2. Faciliter le travail des acteurs de terrain en :

- renforçant le rôle du maire, qui serait désormais chargé, en premier chef, des décisions initiales d'hospitalisation d'office ;

- instituant une procédure d'alerte par les psychiatres de secteur ;

- permettant l'accès au domicile du malade pour faciliter la mise en oeuvre des mesures initiales d'hospitalisation d'office ;

- clarifiant les responsabilités en matière de transport des malades : les équipes sanitaires, et non plus les forces de l'ordre, en seraient ainsi chargées ;

- mettant un terme à l'extra-territorialité des aéroports de Roissy-Charles-de-Gaulle et du Bourget pour en restituer la responsabilité au département de Seine-Saint-Denis en matière d'hospitalisation d'office.

3. Renforcer la prise en compte des impératifs de sécurité publique aux stades de l'instruction et de la décision administratives en :

- confiant la compétence en matière d'hospitalisation d'office au directeur de cabinet du préfet ;

- enrichissant les informations contenues dans les dossiers présentés à l'autorité préfectorale pour signature ;

- reconnaissant au préfet le pouvoir de demander des contre-expertises médicales des personnes hospitalisées ;

- créant un fichier national des hospitalisations d'office pour mieux exploiter les informations disponibles, notamment dans le domaine de la législation sur les armes.

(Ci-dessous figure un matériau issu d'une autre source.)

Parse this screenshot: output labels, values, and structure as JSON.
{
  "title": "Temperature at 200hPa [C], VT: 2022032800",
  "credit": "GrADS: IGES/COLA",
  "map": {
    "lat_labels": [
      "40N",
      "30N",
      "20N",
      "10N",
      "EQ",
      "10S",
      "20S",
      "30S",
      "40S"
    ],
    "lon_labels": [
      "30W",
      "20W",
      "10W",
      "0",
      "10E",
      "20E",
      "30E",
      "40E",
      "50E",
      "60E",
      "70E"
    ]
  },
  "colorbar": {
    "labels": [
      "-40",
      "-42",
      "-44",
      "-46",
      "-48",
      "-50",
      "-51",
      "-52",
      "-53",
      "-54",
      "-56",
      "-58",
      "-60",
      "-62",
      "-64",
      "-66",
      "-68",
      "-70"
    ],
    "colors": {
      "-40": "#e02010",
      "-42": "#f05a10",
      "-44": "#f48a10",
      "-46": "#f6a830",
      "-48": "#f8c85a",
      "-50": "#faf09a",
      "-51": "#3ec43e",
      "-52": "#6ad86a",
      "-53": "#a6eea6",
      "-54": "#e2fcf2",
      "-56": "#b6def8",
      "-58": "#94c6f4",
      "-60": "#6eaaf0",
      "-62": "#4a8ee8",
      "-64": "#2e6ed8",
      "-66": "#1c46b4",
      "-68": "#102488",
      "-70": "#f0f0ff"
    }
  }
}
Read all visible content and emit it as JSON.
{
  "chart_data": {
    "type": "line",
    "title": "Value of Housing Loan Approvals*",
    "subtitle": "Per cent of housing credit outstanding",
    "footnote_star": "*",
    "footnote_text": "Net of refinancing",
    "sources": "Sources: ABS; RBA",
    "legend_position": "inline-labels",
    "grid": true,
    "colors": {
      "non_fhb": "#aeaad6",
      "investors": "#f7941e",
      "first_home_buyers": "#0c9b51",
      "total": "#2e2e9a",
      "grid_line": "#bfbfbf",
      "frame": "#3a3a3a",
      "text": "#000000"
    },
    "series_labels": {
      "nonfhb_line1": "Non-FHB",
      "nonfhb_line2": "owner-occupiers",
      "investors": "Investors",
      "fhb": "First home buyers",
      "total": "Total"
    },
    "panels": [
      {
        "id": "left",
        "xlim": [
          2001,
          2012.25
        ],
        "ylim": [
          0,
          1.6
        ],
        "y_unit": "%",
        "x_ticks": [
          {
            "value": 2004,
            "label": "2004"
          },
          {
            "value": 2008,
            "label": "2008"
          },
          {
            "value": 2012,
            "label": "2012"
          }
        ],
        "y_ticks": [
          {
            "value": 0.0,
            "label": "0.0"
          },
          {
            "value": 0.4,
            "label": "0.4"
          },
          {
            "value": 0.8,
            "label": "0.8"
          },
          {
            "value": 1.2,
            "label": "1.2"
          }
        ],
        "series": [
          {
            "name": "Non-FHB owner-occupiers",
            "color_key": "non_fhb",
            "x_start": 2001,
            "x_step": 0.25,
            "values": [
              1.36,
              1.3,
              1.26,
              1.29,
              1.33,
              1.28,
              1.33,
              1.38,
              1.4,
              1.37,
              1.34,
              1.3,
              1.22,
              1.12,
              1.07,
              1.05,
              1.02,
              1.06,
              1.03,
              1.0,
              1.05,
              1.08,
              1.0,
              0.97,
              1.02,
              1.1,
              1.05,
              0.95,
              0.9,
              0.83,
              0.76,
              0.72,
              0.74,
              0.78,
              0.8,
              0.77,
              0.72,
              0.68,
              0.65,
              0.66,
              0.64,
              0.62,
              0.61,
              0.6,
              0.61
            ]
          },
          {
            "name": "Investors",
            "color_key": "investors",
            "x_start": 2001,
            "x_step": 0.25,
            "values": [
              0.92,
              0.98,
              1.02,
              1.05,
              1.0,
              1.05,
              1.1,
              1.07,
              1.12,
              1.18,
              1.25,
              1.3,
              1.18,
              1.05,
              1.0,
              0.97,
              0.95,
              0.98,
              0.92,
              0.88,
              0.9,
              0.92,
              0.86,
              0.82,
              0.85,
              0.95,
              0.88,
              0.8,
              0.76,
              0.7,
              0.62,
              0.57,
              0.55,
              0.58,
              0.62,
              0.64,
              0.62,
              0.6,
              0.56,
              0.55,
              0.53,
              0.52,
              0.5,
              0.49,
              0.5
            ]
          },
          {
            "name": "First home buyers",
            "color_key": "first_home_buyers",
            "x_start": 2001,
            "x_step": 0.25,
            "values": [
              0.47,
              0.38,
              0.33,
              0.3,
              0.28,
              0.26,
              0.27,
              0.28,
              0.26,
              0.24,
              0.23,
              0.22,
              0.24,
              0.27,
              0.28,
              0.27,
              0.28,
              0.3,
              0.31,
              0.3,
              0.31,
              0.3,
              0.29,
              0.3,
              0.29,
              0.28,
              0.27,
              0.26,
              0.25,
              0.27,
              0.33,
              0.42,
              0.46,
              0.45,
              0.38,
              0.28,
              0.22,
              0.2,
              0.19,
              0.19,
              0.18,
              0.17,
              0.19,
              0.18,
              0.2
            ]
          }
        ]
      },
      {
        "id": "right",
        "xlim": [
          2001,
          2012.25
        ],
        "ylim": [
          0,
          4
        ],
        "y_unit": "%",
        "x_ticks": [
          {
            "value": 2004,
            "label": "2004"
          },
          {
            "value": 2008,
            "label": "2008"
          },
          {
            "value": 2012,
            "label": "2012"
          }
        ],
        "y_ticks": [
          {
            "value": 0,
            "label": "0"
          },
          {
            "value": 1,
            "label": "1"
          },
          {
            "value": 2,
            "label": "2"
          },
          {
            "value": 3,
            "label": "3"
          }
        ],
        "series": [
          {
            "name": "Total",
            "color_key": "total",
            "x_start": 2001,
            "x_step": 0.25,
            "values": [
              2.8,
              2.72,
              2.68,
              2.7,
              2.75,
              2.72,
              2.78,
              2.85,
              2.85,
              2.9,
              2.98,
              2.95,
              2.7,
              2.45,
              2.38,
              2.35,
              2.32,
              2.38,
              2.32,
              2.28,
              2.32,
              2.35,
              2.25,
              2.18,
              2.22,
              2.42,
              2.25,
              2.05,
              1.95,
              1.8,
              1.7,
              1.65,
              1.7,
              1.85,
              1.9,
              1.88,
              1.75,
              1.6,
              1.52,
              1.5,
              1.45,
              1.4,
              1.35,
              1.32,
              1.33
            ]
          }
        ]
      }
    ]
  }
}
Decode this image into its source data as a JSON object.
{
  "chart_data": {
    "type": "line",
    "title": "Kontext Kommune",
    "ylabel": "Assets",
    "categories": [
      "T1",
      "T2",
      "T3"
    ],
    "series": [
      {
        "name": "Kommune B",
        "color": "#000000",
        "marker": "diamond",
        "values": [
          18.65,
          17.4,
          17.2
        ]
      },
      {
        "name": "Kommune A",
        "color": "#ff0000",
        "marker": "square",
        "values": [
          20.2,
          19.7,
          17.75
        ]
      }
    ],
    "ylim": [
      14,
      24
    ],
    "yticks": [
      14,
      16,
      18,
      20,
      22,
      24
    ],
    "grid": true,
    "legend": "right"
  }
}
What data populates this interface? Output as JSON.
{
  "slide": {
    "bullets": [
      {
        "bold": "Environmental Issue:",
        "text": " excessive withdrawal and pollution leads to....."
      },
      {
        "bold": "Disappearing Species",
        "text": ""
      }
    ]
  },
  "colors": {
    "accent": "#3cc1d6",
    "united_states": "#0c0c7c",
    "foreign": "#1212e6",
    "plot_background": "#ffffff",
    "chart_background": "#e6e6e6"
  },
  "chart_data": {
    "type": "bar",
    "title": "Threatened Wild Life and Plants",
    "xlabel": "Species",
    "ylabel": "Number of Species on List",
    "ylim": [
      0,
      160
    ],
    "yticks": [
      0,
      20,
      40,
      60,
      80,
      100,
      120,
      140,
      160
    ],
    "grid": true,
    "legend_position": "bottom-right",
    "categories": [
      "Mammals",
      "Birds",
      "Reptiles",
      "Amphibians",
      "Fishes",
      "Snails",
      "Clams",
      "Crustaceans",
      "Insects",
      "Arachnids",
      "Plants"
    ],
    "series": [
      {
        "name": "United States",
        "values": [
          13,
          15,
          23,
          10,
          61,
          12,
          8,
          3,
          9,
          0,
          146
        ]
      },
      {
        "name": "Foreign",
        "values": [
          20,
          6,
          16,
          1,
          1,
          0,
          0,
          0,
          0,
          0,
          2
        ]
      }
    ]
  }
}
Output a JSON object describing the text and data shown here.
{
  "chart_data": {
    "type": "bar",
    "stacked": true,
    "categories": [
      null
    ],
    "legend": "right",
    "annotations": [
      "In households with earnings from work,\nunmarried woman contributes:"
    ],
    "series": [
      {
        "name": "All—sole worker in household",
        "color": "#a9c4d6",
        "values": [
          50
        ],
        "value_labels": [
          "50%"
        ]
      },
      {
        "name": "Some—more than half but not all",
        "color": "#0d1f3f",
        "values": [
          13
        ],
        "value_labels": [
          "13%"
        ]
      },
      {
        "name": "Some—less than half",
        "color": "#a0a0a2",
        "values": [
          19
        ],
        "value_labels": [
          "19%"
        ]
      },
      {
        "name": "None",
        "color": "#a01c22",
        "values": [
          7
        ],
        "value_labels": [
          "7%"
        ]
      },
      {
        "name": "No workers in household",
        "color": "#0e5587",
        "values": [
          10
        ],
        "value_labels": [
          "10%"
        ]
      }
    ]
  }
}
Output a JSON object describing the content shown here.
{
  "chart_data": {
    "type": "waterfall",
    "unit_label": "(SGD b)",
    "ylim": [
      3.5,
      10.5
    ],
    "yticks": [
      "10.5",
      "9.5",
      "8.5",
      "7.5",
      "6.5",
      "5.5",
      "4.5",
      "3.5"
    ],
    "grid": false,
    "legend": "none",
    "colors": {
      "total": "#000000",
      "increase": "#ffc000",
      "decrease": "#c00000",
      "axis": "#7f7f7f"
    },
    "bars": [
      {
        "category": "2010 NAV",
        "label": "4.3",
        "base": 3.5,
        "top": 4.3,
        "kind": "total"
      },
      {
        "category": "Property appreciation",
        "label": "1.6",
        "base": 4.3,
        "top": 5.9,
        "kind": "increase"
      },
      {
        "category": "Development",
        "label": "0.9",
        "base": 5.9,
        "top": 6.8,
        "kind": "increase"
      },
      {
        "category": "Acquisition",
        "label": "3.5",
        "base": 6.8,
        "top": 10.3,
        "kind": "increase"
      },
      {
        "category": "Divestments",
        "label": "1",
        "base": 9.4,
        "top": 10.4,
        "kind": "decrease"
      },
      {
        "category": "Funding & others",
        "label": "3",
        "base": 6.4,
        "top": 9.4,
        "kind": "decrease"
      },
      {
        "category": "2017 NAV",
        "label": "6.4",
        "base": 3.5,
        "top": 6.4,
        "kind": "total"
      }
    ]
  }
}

4. Améliorer les modalités d'hospitalisation dans la perspective d'une meilleure prise en compte des impératifs de sécurité publique en :

- réorganisant le régime des sorties d'essai ;

- appliquant plus rigoureusement les règles relatives aux autorisations de sortie de courte durée des personnes hospitalisées d'office ;

- définissant la notion de fugueur et en prévoyant les moyens de réaction appropriés ;

- précisant les limites géographiques des établissements afin de n'autoriser leur franchissement qu'aux titulaires d'autorisation.

* 2 Rapport de Mme Hélène Strohl. Septembre 1997.

* 3 Rapport des docteurs Eric Piel et Jean-Luc Roelandt. De la psychiatrie vers la santé mentale. Juillet 2001.

* 4 Rapport de l'Iga, de l'IGPN et de l'IGGN. Mai 2004.